Eine 28-jährige Mazedonierin und ein 48-jähriger Serbe liessen bei einem Einbruch in ein Einfamilienhaus in Oberbuchsiten eine Beute im Wert von 12 000 Franken mitgehen. Bei der Verhandlung des Falls vor Amtsgericht Thal-Gäu hatte Staatsanwältin Petra Grogg unüblich hohe Strafen für die zwei als Kriminaltouristen in die Schweiz gereisten Angeklagten gefordert.

Als Begründung führte Grogg ins Feld, dass der Einbruch in ein bewohntes Haus ein schwerer Eingriff in die Privatsphäre von Menschen darstelle. Damit sei die Grenze eines mittelschweren Vergehens überschritten worden und eine hohe Strafe gerechtfertigt. Eine harte Strafe sei auch nötig, um ein klares Zeichen gegen Kriminaltouristen zu setzen.

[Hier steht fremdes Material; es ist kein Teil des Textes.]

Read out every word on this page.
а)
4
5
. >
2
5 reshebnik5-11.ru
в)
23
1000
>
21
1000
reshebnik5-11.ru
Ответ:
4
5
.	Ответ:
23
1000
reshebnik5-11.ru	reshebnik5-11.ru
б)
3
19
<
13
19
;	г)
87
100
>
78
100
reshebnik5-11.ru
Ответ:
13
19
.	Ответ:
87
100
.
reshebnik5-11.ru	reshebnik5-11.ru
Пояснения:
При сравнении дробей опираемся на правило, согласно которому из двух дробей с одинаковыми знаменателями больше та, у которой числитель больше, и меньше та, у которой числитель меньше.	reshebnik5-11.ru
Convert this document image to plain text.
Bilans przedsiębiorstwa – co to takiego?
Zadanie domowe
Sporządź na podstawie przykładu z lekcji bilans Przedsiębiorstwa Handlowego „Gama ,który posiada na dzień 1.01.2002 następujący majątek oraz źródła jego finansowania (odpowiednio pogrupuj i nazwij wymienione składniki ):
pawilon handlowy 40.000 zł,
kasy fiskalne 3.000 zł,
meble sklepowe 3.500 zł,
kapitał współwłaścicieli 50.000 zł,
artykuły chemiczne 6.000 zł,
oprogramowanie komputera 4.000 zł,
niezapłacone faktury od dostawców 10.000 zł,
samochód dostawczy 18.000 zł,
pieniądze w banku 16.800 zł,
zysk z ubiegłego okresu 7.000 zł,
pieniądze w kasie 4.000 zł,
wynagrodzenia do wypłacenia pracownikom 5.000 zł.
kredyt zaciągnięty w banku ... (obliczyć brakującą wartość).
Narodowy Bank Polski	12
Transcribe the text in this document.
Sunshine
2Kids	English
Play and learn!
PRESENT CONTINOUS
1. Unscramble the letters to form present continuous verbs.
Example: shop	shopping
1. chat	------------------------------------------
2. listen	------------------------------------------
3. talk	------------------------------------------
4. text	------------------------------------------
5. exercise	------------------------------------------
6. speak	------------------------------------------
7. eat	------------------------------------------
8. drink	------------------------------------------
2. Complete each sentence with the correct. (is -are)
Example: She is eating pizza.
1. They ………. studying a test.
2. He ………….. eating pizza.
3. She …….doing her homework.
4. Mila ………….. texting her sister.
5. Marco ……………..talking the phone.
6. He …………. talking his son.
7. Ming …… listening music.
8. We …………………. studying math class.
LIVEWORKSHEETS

31 und 28 Monate Haft gefordert

Die Staatsanwältin berief sich dabei auch auf die jüngste Praxis des Bundesgerichts. Nur dies sei für sie bei der Zumessung der Strafe ausschlaggebend. Für die Mazedonierin forderte Grogg wegen Diebstahl, Sachbeschädigung, Hausfriedensbruch, rechtswidriger Einreise, rechtswidrigem Aufenthalt und wegen Führen eines Fahrzeugs ohne Führerausweis eine unbedingte Freiheitsstrafe von 31 Monaten. Für den Serben beantragte sie wegen Diebstahl, Sachbeschädigung und Hausfriedensbruch eine unbedingte Haftstrafe von 28 Monaten.

Die zwei Angeklagten befinden sich seit 16. Juni im vorzeitigen Strafvollzug.

Die amtlichen Verteidiger der zwei Angeklagten verwahrten sich gegen die unüblich hohen Haftstrafen für ihrer Mandanten und warfen der Staatsanwaltschaft Willkür und Unverhältnismässigkeit vor. Üblich sei in solchen Fällen ein Strafbefehl mit einer Geldstrafe und die anschliessende Abschiebung der Angeklagten. Vom Gericht wurde verlangt, das Strafmass auf eine vertretbare Höhe zu reduzieren.

Gericht trägt Verschärfung

Das Amtsgericht unter dem Vorsitz von Guido Walser entsprach dieser Forderung insofern, als es die Freiheitsstrafe für die Frau auf 14 Monate festsetzte. Der Serbe muss nicht wie beantragt 28 Monate hinter Gitter, sondern nur deren 13.

Von einem Kuschelurteil könne aber trotzdem nicht die Rede sein, hält das Gericht dazu fest. Zum Ausdruck komme dies insbesondere mit den unbedingt ausgesprochenen Freiheitsstrafen. Das Gericht sei durchaus auch der Meinung, dass ein Zeichen gegen Kriminaltouristen gesetzt werden könne. Allerdings nicht im von der Staatsanwalt geforderten Ausmass. Diese habe sich auch Sicht des Gerichtes etwas in der Höhe vergriffen.